Dalam hal ini penggunaan batubara pemerintah untuk menghasilkan listrik untuk keperluan penjualan sebesar 35.822,33 MW bisa dibenarkan karena penggunaannya bisa dikategorikan sebagai biaya bersama. Hal yang sama tidak berlaku bagi penggunaan batubara yang menghasilkan listrik sebesar 93.552,70 MW untuk keperluan produksi karena biaya produksi sepenuhnya merupakan beban perusahaan. Oleh karena itu penggunaan batubara untuk proses produksi tersebut perlu memperhitungkan batubara bagian pemerintah yang digunakan.
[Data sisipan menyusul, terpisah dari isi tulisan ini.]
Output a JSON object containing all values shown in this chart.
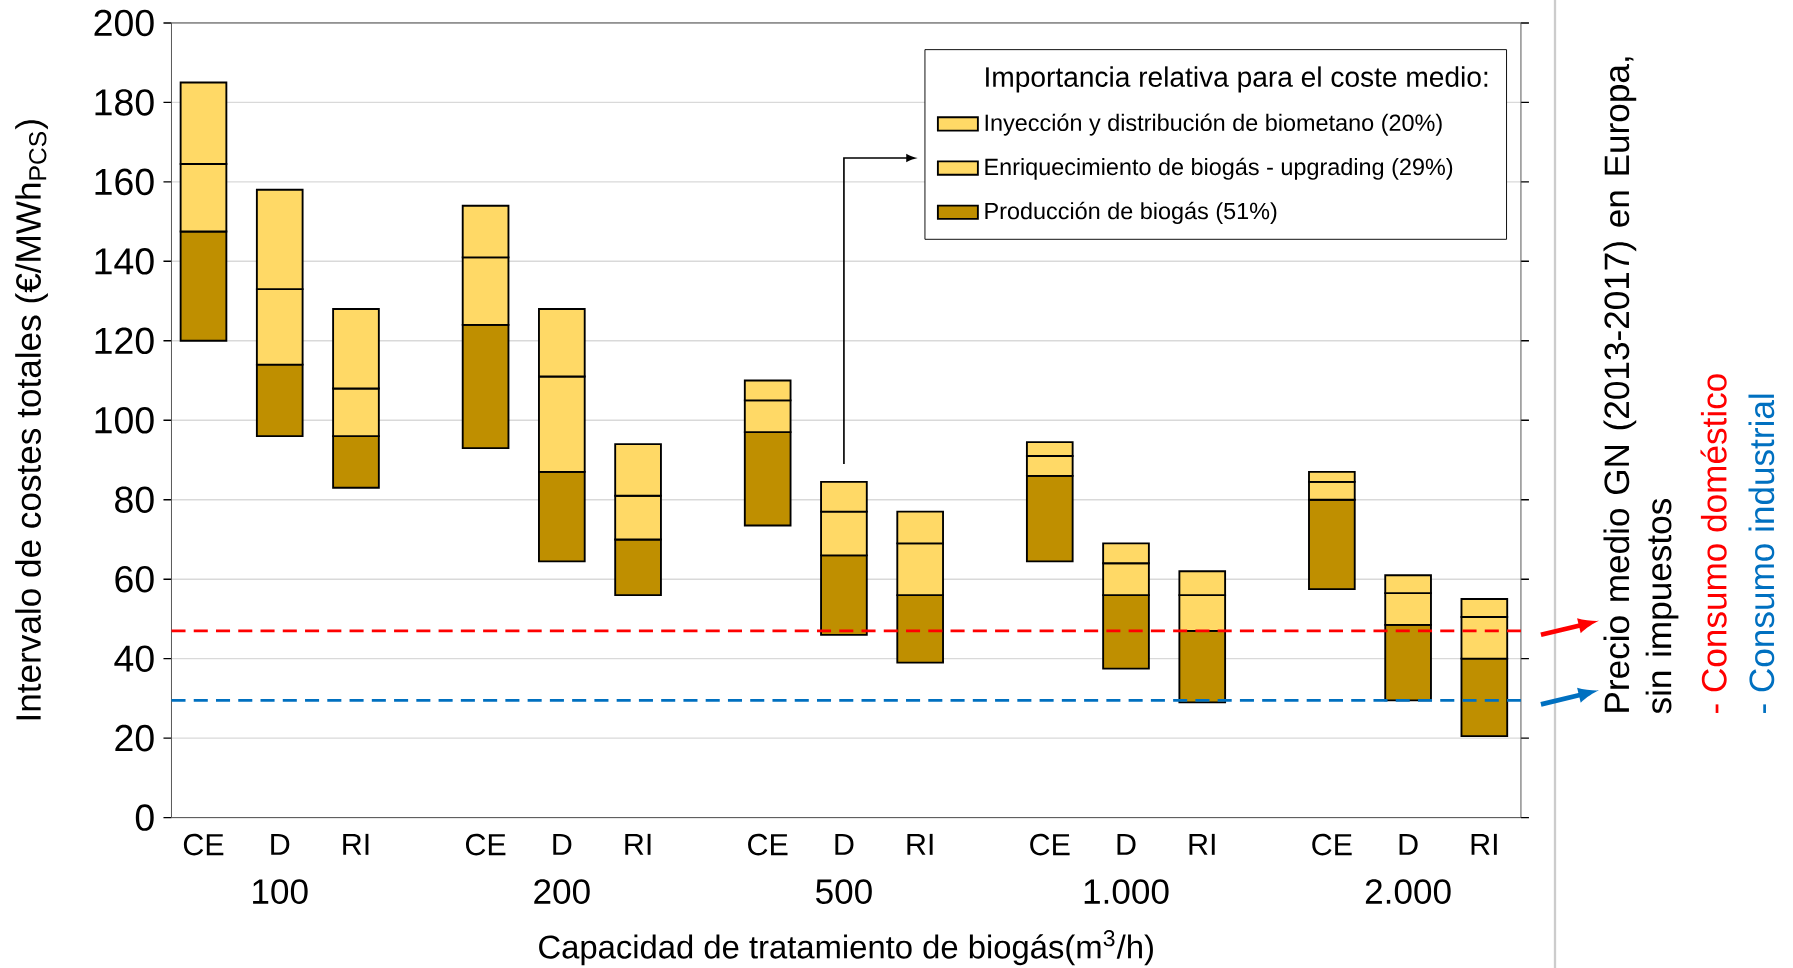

Berdasarkan perhitungan BPK dari total batubara yang digunakan untuk PLTU sebesar 58.858,2 MT, yang digunakan untuk produksi adalah sebesar 42.344,20 MT. Sehingga jumlah batubara bagian pemerintah yang digunakan untuk produksi PT KPC adalah sebesar 5.716,47MT (13,5% x 42,344,20MT). Dengan perhitungan harga produksi batubara sebesar USD30.29 maka besarnya royalti yang dibayar PT KPC kurang sebesar USD173.15 ribu.
Kondisi di atas tidak sesuai dengan Perjanjian Kerjasama Penjualan Batubara antara Direktorat Jenderal Geologi Dan Sumber Daya Mineral Dengan PT Kaltim Prima Coal yaitu mengacu pada:

1) Pasal 1 ayat (3); Batubara Pemerintah berarti batubara bagian pemerintah, yaitu 13,5% (tiga belas koma lima per seratus) dari seluruh batubara yang diproduksi oleh perusahaan yang menjadi hak pemerintah sebagaimana ditetapkan dalam Perjanjian Kerjasama Pengusahaan Pertambangan Batubara.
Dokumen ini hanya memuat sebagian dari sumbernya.